Absences
Absence does not imply emptiness but rather a latent presence,
suggested through signs and traces left by those who are no longer there.
When an image contains spaces devoid of living beings but where objects,
signs or configurations that evoke an experience remain,
the result is often a contemplative and deeply emotional experience.
Roland Barthes defines photography as "....a micro-experience of death....."
capable of making the absence of who has been and what has happened perceptible.
Photography becomes a bridge between the observer's present and the past
of an action now concluded.
Images devoid of living beings but rich in traces question the viewer.
A moved chair, an unmade bed, a half-open door, and a building dotted with closed or illuminated windows speak of who is not / could be there, leaving room for the imagination.
Absence then becomes a narrative theme.
"There are silences that say everything....." writes Marguerite Duras.
Photography that shows an absence is a silence that tells.
This silent narration finds particular expression in urban night photography,
where the quiet and artificial light amplifies the absence.
Photographing deserted spaces outside the spectacular context restores authenticity to places, allowing the traces to reveal the hidden stories of a presence and absence in an eternal alternation.
In this sense, absence is not a negation but a form of presence negotiation.
It evokes not what is but what has been or could be.
The photographer becomes an archaeologist of the contemporary, capable of capturing fragments that speak more of absences than presences.

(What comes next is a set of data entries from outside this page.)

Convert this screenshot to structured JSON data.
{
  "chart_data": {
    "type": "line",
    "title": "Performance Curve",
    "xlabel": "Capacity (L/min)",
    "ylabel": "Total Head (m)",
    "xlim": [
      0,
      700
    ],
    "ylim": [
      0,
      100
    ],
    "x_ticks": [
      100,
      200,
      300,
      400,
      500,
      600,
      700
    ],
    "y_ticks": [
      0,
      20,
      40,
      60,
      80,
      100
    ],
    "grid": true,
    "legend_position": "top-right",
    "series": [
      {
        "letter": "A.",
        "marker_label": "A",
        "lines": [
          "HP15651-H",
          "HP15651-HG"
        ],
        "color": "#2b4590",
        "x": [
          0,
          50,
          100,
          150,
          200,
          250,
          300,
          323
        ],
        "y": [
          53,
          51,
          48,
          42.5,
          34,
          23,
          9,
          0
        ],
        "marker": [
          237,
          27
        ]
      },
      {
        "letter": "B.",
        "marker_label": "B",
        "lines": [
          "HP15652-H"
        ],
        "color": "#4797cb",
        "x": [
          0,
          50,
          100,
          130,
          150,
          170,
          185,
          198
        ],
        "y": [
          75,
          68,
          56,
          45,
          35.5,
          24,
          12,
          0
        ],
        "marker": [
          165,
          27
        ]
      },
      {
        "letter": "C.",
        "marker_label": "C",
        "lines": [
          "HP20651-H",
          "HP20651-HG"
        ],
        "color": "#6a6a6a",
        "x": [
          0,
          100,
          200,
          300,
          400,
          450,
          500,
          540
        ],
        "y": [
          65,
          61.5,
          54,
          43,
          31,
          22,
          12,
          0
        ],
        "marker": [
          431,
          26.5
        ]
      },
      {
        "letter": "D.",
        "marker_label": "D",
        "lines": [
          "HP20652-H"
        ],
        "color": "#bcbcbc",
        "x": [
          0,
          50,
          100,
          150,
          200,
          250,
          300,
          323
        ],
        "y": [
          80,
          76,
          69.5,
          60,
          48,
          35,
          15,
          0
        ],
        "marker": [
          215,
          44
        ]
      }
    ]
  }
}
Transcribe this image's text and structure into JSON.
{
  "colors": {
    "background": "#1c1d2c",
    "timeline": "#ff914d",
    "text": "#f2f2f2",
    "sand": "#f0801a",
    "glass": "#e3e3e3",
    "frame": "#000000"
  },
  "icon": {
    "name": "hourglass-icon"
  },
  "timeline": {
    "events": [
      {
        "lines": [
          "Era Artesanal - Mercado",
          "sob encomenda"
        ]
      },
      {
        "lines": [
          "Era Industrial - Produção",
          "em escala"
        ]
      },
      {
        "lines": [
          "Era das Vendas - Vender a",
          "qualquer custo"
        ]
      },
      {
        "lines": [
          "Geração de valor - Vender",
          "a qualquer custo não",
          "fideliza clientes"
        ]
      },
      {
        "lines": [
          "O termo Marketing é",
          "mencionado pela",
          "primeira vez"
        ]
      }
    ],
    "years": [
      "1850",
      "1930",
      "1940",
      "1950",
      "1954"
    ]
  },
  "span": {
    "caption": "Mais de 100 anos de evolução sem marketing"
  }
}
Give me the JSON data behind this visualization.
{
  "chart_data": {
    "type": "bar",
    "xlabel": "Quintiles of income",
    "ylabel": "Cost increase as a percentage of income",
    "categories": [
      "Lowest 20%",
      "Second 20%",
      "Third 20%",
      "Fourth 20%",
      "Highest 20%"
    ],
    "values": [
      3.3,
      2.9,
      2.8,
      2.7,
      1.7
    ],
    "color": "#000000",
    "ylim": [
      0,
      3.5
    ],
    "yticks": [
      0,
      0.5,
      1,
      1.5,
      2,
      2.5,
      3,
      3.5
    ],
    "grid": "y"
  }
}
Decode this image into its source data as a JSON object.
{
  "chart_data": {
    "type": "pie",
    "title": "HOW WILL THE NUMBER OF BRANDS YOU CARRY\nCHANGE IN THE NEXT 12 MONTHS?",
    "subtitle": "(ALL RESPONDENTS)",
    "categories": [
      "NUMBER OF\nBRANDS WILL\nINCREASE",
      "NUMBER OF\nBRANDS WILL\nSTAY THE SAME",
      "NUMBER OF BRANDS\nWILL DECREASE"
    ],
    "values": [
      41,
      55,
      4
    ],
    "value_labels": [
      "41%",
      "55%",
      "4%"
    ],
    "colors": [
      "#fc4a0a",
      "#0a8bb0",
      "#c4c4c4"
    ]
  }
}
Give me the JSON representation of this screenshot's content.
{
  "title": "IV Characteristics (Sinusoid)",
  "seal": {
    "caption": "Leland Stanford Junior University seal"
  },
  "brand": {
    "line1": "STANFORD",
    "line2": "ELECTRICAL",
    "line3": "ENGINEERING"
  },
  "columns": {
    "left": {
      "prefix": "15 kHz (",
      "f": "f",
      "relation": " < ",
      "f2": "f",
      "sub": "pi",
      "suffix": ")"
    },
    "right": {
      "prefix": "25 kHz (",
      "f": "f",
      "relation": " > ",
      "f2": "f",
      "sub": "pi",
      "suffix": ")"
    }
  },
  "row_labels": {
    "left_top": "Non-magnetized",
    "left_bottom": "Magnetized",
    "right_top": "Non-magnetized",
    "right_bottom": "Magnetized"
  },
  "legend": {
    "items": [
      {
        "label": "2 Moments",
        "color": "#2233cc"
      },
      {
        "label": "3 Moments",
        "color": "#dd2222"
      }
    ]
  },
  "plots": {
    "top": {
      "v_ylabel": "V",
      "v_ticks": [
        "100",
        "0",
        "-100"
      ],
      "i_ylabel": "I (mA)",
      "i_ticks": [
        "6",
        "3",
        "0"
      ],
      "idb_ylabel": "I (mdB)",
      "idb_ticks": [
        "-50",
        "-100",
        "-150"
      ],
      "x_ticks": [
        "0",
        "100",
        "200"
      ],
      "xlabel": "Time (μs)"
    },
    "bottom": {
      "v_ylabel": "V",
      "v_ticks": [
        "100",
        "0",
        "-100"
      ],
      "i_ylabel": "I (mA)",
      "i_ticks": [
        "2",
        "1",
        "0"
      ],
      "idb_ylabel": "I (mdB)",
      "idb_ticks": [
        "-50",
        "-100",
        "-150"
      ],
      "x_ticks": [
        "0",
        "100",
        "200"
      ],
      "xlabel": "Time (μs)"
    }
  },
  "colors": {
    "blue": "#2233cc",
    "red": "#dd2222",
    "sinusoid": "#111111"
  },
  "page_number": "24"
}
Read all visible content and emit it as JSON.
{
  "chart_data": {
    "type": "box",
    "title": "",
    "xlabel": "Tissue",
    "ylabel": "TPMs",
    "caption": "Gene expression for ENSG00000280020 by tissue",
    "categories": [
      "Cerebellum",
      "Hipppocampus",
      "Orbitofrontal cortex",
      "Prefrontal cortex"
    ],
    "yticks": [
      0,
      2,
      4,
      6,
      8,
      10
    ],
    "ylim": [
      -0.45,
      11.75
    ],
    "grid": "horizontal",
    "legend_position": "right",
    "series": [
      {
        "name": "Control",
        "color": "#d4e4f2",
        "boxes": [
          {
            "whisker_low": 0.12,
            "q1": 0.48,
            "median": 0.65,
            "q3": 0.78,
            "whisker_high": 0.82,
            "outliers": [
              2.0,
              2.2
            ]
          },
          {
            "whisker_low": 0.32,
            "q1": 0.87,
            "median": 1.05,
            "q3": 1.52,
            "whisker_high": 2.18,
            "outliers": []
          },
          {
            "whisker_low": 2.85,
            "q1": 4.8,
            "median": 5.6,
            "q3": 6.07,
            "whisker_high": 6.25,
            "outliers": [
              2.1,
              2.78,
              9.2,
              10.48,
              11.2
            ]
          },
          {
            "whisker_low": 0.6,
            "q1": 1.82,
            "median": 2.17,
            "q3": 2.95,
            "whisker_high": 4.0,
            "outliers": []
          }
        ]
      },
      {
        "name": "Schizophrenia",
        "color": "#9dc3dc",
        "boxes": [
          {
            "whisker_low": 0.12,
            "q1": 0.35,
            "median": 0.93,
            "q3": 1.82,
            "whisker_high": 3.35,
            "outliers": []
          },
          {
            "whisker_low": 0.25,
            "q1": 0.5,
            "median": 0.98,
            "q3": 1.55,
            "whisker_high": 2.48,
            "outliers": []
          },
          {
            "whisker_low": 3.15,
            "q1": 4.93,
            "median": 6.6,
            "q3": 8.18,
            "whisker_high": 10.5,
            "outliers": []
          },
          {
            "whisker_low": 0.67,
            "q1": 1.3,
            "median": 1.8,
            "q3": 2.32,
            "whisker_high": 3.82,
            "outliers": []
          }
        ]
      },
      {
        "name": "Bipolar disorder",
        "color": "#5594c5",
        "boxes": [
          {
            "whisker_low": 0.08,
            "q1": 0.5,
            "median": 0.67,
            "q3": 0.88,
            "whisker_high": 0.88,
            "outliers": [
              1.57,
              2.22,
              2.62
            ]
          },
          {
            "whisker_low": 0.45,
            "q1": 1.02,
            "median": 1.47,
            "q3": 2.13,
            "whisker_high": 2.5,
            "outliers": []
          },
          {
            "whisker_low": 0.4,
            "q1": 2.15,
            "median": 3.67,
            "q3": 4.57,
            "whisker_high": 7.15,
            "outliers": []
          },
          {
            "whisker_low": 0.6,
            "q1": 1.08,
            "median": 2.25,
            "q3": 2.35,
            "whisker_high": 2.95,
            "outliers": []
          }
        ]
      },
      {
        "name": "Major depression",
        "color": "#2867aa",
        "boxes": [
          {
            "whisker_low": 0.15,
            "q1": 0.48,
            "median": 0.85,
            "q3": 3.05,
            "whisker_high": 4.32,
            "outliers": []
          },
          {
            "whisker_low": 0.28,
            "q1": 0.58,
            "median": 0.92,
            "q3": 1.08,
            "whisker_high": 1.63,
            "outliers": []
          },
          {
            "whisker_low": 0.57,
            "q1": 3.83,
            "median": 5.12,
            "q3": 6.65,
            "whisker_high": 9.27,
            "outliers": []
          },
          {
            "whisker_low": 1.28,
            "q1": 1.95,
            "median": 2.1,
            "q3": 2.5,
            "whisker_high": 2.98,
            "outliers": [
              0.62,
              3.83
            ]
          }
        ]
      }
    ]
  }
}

This game of references makes such visual experiences so stimulating and fascinating,
capable of restoring the memory of the spaces and lives that have passed through them.
For Paul Auster, "....Things that disappear never disappear entirely.
They always remain, like a part of life that we cannot see....".
The photography of absence captures what we cannot see but continues to exist in the shadows,
in the details, in the traces left behind and to come.